Today, Feb. 7, is National Wear Red Day, a day when people across the nation come together to wear the symbolic color to raise awareness about cardiovascular disease to help save lives. To help save lives it’s also important to get the facts straight.

Heidi Heise

Here are five important facts about heart disease in women from the American Heart Association:

  1. It’s the No. 1 killer of women. Heart disease strikes more women than men and kills more women than all forms of cancer combined.
  2. You can be at risk without symptoms. Almost two-thirds (64 percent) of women who die suddenly of coronary heart disease have no previous symptoms.
  3. It affects women of all ages.
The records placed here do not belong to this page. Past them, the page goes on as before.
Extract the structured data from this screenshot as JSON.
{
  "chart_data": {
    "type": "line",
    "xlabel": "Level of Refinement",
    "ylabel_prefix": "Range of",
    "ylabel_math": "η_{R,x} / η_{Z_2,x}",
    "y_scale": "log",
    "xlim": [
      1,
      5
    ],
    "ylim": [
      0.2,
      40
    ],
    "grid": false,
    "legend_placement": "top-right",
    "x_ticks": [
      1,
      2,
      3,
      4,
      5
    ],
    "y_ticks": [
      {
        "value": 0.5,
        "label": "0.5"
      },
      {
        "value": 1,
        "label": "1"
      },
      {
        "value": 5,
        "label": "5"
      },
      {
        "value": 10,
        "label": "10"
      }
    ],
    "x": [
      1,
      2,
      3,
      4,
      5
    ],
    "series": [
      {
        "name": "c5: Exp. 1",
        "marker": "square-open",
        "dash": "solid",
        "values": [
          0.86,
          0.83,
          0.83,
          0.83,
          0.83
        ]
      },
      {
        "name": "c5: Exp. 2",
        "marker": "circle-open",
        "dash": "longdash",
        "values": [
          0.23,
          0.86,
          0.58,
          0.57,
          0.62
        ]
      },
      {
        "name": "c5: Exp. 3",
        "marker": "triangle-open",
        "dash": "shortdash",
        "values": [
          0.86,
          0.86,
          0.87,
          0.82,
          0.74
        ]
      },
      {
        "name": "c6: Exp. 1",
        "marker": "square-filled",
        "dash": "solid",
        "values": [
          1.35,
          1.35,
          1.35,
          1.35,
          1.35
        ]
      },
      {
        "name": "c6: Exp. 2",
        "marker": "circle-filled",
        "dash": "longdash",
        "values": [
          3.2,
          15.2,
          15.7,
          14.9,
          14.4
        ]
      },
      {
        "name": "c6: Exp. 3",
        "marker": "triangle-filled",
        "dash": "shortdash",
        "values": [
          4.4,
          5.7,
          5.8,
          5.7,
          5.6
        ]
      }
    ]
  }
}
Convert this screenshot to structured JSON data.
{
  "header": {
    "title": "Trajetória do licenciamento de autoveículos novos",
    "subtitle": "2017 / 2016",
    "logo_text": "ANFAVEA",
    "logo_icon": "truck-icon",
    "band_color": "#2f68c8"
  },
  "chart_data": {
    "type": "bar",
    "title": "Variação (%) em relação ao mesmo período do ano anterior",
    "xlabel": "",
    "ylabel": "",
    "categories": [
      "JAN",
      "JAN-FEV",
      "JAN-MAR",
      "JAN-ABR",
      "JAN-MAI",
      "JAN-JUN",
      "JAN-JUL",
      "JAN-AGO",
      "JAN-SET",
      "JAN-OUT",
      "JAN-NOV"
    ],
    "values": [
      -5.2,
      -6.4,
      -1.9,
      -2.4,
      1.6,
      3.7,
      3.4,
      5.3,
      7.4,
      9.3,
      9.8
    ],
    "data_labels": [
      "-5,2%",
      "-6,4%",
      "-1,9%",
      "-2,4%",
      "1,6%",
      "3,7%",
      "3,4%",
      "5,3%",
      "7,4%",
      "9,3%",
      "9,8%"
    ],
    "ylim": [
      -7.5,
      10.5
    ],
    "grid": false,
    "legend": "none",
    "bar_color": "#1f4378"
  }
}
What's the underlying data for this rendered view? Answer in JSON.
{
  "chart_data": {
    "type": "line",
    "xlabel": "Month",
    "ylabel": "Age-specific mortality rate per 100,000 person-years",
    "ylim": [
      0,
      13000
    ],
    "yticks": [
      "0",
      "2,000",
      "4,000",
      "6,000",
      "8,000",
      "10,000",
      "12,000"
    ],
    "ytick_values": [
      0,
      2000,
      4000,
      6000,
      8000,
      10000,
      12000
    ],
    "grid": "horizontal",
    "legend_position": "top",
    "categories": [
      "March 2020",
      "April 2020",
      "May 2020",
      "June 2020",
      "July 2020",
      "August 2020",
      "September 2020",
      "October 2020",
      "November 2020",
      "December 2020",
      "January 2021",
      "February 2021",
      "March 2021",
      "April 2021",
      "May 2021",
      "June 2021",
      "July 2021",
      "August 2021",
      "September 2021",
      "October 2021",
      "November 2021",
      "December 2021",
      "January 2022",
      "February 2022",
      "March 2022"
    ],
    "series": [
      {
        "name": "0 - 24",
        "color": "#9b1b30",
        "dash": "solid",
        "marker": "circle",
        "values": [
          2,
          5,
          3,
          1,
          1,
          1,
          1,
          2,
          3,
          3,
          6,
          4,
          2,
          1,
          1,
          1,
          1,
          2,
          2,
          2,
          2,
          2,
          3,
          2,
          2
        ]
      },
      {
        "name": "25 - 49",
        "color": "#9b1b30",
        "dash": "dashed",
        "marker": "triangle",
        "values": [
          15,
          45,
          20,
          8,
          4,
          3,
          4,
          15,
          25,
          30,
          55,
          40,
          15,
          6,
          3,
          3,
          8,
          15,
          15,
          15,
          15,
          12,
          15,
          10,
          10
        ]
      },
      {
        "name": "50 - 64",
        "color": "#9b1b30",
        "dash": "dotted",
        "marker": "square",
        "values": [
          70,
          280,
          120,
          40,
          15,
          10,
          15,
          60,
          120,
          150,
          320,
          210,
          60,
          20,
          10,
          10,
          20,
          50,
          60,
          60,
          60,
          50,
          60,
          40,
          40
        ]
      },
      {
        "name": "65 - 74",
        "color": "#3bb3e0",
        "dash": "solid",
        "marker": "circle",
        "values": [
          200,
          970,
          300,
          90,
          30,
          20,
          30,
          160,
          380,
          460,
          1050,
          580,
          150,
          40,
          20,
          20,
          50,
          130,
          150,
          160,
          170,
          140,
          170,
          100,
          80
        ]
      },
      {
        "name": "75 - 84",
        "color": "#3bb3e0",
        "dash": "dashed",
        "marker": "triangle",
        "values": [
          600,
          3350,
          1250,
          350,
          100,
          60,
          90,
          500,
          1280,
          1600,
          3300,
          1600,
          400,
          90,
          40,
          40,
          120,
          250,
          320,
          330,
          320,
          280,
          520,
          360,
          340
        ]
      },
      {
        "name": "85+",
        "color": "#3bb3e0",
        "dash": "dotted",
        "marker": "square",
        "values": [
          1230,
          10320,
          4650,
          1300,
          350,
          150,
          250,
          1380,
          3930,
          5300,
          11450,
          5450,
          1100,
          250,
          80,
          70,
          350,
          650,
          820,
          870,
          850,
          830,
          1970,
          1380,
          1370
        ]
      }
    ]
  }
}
Overeating, smoking and living a sedentary lifestyle can increase heart disease risk in the young and cause artery-clogging plaque to accumulate later in life. Congenital heart conditions can also impact heart health.
  4. Heart disease also affects thin people. You can be thin and still have high cholesterol, which increases your risk for heart disease.
  5. Making healthy choices and knowing the signs can help. Because of healthy choices and knowing the signs, more than 670,000 of women have been saved from heart disease.

The American Heart Association recommends you start getting your cholesterol checked at age 20, or earlier, if your family has a history of heart disease. And while you’re at it, be sure to keep an eye on your blood pressure at your next check-up.

Heidi Heise is a family medicine nurse practitioner at Ascension Medical Group at Westwood, Wausau.